The game was scheduled for one, so I got to the ball park at nine. I'm a four-hour-early man which makes me almost always the first to arrive. I've found in life that nothing bad ever happens if you show up places early and every so often, something good occurs.
I got dressed in my vintage Saraperos uniform and laced up my old, black leather Riddell spikes. I ran my fingers over my name on the back of my jersey. Navidad. The name Hector gave me on the day that I met him. There's nothing like having your name on the back of a uniform. It made me proud.
I trotted out through the hallway underneath the stands and onto the green. I was alone among the grounds crew who were tending to the field, trimming the grass, sweeping the infield dirt and laying down once again the lime that marks the base paths and batters' boxes.

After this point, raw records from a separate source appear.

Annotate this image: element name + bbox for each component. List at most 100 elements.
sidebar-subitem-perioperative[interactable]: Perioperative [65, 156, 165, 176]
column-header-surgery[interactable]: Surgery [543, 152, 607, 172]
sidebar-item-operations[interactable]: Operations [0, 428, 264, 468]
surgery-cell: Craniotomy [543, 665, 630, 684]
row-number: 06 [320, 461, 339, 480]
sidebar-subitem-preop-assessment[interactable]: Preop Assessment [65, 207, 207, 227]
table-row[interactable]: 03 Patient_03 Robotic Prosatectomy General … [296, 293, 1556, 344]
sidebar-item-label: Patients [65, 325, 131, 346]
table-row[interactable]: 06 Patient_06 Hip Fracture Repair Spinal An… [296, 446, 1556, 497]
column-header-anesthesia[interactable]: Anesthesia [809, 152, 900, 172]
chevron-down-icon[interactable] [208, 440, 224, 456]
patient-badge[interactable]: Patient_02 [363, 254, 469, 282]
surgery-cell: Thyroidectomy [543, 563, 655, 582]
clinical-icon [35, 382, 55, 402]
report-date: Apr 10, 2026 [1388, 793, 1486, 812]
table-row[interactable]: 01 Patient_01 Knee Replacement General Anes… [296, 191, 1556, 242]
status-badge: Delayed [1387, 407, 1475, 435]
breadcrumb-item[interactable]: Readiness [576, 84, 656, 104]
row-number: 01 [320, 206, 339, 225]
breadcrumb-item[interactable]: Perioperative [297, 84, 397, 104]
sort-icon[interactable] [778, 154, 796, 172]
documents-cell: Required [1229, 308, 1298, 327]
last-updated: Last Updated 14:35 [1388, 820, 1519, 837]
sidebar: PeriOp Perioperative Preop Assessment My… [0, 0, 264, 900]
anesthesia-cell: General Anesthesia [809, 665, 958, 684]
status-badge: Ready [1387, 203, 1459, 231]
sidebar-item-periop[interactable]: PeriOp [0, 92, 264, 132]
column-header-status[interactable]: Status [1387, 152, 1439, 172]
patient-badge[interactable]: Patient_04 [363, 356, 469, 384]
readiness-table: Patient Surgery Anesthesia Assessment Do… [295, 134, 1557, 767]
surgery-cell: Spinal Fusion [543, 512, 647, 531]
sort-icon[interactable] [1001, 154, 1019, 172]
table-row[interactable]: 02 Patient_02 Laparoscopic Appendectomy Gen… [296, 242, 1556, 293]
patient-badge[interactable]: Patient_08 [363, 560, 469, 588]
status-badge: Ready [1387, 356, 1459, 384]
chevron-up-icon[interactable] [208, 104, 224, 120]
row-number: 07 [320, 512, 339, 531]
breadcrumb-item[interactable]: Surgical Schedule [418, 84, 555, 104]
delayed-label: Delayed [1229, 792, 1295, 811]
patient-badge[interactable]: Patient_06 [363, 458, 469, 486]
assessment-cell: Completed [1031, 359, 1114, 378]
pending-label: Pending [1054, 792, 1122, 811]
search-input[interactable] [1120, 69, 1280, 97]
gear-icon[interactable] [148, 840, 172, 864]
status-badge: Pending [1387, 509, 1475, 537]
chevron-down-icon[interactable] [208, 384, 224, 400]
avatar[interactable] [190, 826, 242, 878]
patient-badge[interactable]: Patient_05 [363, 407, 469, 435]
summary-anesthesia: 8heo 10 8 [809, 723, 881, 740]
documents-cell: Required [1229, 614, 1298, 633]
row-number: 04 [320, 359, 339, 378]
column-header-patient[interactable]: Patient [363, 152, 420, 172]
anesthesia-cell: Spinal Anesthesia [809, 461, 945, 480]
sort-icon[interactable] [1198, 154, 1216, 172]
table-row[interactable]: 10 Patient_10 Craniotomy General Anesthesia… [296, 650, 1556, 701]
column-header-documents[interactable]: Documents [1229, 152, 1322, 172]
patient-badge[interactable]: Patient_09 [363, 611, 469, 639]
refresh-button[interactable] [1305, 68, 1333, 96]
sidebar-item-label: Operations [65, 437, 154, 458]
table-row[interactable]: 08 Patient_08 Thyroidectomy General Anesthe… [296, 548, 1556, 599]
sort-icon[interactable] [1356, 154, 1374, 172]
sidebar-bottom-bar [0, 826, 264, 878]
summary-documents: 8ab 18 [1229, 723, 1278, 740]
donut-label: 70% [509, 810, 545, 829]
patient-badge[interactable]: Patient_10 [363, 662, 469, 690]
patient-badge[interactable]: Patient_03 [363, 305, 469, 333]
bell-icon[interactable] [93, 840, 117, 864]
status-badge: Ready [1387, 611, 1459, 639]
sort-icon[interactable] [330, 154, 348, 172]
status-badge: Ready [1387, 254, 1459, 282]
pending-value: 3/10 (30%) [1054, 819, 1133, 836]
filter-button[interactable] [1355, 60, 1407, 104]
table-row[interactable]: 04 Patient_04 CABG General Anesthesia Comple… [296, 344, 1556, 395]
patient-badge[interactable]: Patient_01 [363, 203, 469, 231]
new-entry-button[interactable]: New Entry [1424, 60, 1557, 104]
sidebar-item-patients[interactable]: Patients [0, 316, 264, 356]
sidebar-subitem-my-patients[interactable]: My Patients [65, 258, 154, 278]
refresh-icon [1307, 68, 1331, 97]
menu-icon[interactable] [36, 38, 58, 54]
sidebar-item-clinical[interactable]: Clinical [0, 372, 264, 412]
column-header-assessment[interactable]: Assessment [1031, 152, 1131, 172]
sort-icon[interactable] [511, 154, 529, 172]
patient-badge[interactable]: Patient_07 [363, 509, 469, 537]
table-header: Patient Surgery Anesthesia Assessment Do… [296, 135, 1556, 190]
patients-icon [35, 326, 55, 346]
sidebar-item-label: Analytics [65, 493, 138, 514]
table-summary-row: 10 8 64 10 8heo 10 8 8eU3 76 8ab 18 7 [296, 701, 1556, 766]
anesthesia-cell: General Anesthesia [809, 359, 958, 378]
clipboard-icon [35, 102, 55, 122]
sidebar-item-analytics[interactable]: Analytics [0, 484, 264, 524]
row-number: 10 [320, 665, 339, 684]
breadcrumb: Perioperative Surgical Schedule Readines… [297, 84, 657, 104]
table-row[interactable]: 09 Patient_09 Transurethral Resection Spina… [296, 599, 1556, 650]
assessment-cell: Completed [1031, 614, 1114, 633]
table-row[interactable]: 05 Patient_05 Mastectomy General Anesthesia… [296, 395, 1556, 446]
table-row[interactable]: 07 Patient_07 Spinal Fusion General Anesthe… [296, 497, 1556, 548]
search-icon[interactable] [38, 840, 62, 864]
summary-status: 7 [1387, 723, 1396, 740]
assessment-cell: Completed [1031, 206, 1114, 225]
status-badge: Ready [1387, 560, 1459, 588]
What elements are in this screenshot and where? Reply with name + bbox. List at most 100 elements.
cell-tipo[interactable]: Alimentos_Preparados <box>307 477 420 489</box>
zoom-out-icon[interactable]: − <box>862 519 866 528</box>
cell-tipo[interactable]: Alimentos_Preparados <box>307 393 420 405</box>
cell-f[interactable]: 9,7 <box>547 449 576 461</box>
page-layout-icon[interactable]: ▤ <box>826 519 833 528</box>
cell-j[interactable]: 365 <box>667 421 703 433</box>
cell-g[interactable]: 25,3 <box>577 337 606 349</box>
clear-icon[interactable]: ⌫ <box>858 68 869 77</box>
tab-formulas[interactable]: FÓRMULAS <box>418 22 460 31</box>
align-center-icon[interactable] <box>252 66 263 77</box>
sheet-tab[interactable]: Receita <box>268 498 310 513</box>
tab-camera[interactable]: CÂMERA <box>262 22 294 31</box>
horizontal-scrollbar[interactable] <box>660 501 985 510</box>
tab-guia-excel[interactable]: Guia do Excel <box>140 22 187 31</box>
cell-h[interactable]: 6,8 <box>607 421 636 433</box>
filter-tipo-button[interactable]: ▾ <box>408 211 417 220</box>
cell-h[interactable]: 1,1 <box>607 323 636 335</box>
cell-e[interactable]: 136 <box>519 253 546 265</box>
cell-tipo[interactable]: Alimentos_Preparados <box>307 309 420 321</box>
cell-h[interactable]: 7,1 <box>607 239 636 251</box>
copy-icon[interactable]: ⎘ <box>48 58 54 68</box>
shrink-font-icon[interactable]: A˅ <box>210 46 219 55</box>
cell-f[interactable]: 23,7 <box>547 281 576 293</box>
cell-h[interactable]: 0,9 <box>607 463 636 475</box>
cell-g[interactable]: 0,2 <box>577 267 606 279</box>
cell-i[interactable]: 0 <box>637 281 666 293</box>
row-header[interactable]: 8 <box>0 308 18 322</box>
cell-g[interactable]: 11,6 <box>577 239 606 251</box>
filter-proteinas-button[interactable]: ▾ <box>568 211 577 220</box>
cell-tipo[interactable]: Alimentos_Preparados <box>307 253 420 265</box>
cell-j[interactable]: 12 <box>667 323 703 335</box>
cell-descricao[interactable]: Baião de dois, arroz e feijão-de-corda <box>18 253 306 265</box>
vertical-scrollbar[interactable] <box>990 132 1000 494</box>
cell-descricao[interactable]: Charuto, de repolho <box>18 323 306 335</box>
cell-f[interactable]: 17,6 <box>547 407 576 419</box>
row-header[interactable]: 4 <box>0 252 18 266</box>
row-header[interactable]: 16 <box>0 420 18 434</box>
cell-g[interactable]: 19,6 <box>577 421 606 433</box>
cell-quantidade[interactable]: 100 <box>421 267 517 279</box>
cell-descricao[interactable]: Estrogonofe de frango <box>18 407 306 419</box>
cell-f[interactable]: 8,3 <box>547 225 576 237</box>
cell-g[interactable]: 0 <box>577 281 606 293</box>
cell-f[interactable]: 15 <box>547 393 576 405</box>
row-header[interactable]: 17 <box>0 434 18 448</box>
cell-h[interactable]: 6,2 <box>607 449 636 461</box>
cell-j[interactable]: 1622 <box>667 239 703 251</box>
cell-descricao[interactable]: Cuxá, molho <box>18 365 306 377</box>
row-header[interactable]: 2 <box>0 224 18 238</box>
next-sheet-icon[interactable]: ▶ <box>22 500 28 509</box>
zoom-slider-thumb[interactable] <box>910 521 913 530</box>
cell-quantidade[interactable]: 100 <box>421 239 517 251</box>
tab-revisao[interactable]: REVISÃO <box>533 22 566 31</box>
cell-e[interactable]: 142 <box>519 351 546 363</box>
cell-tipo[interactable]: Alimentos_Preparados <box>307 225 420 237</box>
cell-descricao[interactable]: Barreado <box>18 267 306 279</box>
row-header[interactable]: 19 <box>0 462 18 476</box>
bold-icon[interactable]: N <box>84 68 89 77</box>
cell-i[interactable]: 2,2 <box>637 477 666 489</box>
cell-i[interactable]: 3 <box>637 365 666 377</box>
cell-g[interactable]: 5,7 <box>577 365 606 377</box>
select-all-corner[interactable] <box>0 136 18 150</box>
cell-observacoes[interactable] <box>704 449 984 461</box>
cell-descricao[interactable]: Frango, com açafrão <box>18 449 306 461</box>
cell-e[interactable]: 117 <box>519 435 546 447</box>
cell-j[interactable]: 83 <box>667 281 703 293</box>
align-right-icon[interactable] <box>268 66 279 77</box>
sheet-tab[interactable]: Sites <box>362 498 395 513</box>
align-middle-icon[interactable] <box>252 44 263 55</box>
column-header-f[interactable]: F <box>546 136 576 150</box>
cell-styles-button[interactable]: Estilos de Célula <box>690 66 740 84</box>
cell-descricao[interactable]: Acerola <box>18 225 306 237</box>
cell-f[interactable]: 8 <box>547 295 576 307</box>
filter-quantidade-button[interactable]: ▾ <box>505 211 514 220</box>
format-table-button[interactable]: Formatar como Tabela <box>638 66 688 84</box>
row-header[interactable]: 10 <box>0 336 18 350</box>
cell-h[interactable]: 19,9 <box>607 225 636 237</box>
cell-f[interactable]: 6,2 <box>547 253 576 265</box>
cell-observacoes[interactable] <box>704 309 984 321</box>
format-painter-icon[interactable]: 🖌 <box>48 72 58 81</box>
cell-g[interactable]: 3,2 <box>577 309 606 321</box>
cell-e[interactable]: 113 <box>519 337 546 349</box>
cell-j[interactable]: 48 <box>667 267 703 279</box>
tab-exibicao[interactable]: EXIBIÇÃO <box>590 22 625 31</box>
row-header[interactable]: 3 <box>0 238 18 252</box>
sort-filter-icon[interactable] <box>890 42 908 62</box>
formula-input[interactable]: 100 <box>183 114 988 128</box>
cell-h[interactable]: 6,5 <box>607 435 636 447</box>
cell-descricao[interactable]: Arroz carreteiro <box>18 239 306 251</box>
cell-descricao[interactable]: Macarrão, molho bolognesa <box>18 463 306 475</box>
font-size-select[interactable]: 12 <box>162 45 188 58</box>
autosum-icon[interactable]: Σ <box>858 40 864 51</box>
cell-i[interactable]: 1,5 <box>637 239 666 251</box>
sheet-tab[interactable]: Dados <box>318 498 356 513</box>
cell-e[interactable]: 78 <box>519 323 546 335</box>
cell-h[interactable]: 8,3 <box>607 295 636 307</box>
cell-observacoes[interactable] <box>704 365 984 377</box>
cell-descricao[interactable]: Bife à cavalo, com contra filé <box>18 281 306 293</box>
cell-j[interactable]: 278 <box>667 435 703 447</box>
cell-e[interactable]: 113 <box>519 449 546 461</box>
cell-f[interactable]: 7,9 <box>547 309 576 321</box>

I jogged for a bit from foul-pole to foul-pole, and old man jiggling like, well, an old man. Then I returned to the infield and sat down right on second base, just taking the whole thing in. I've always felt--ever since I was a little kid--that there's nothing more glorious than a ball park and my vantage point confirmed this.
The air was crisp and clear. The cirrus were high and wispy and the sun was bright. The whole thing, the verdant green of the field, the azure of the sky and the silent roar of the empty stadium around me was perfection. I suppose the feeling is like what a fisherman gets when he's the first one out and his line makes the first ripples in the surf.
In a short while an assortment of fellow 'viejos' began showing up. Four fifths were younger than I, one fifth--if you can believe it, older. I sized them up like you do when you enter an alien sauna. I was intimidated by the couple of guys who seemed in shape. Relieved by the guys whose girth stretched their double-knits to bursting.
A few of us introduced ourselves. We began playing impromptu games of pepper and began loosening up, fielding, throwing, bending and pivoting. I began making the long throw from first to third. There's a chance, I said to myself, I could throw out a gimp who gets a slow start.
The clock kept ticking.
The stands began to fill in.
It was almost time for the game to begin.